I Nocturnus sono tra le mie band preferite. Apprezzo molto Thresholds e financo Ethereal Tomb non mi dispiace affatto. Persino il 7” omonimo per me è molto interessante, nonostante l’assenza del mastermind Mike Browning. Avevo accolto con curiosità il ritorno con la nuova sigla “A.D” del non esaltante Paradox e francamente non avevo grandi aspettative su questo nuovo Unicursal. Ho fatto la grande cazzata di comprarmi il vinile doppio (se qualcuno lo volesse, contatti Padrecavallo così glielo vendo volentieri) e dopo ripetuti e approfonditi ascolti, il verdetto personale è: irrimediabile delusione.
Formalmente sembra girare tutto bene per un fan del death metal tecnico, ma in realtà manca la sostanza, l’anima e soprattutto i grandi pezzi del passato. Intanto Wikipedia mi informa che ben ventidue musicisti si sono avvicendati nei Nocturnus, segno chiaro che l’instabilità è sempre stata una costante (negativa), che ha impedito un consolidamento stilistico e compositivo in evoluzione e perfezionamento.
La migliore coppia di chitarristi possibile (McNenney e Davis) unita a quel genialoide schiaccia tasti di Louis Panzer è ormai passato remoto e nessun altro sostituto è mai riuscito a comporre brani solo lontanamente paragonabili ai loro. Lo stesso Browning ha uno sguardo passatista per me fastidioso, quando continuamente cita The Key, ogni tre per due, per ribadire quanto ogni suo lavoro è il tentativo di replicare quell’album all’infinito, sia nei suoni che nelle liriche.
Una sequela di virtuali “Parte II” inconsce che finché non si sradicano dal suo sub-conscio inficeranno quello che di buono esiste e che viene soffocato dall’emulazione sterile di sé stesso di trentacique anni fa. Unicursal in sé non è brutto, i suoni sono accettabili, ma non splendidi, le canzoni sono strutturate nella formula antica, con parti ultra-tecniche e tastiere spaziali, però manca totalmente la grandeur animica che vitalizzava appunto The Key.
L’artwork è francamente imbarazzante, in particolare dentro, con gli omini stile Grandi Antichi appiccicati sulle facce dei musicisti, lo schemino tecno – esoterico nella seconda di copertina, degno di quelle textures imbarazzanti “free use” dei siti stock di clipart. Copertina anonima e bruttarella e il cantato di Browning fastidiosissimo.

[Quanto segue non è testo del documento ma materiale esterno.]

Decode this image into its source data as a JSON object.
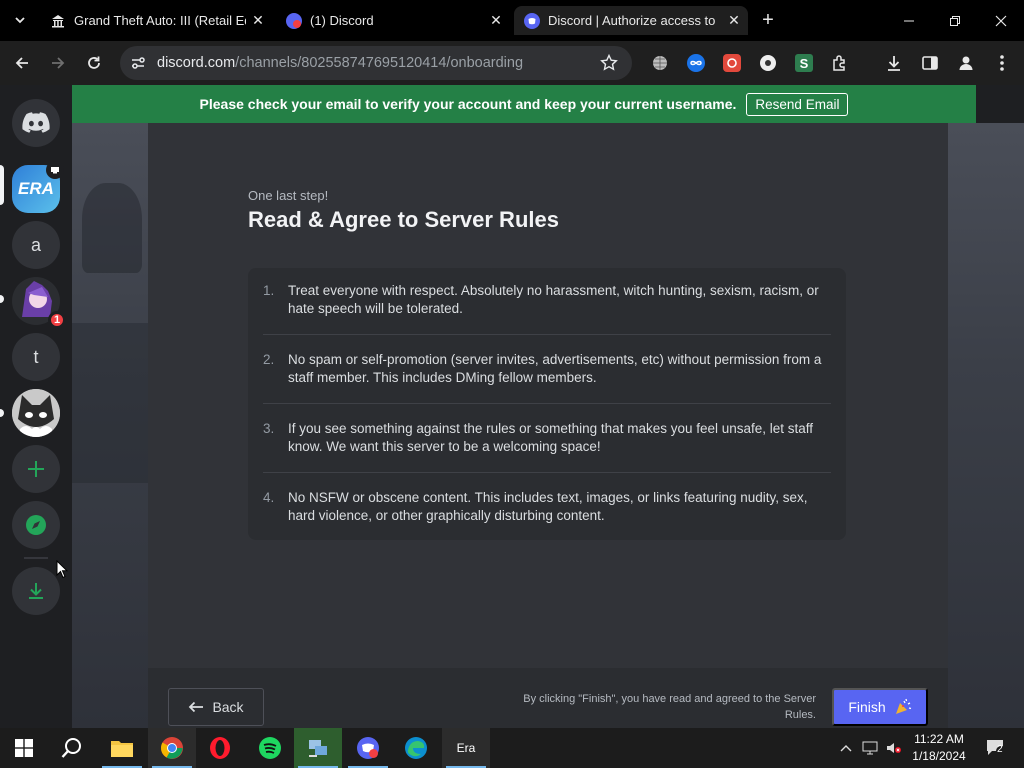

Uno staccato ritmicamente irritante, tra il recitativo e il didascalico, che non crea una linea vocale vera e propria, quanto un mero accompagnamento alla musica. Infatti quando prevalgono le parti strumentali tutto gira meglio. I testi non mi sembrano così ficcanti, (per esempio Mesolithic sembra una scheda del sussidiario delle elementari da quanto è banale e a tratti ridicolo) e le così sbandierate citazioni cabalistiche sono davvero superficiali e stereotipate, roba da Libro Infernale delle bancarelle.
La ciccia non c’è, almeno per il sottoscritto, le canzoni a ogni ascolto successivo e ripetuto perdono forza e carattere, calando di pregnanza. Non tutto è da buttare, ci sono alcune parti interessanti, penso a quelle in cui le tastiere e le chitarre tessono una tela meno death e più ambientale, sperimentazioni tribali percussive e l’uso del theremin, che personalmente avrei sfruttato di più.
Ma non basta e non mi basta, dove si nasconde la geniale follia dei vecchi dischi? Quello che resta, dopo aver tolto il vinile dal piatto, è la voglia di non rimetterlo, segno che qualcosa non funziona a dovere. Paradossalmente la canzone più bella e davvero interessante è la bonus esclusiva per il cd, Nocturnus Will Rise, che altro non è che il rifacimento ammodernato di un vecchio demo pre-The Key. Ecco, questo correre avanti con la testa indietro che la band sembra percorrere è un segno dei tempi, comune a troppi altri, che poi conduce a mediocri “copycat” in tono minore di sé stessi. Peccato, occasione persa e credo irrecuperabile nel futuro prossimo.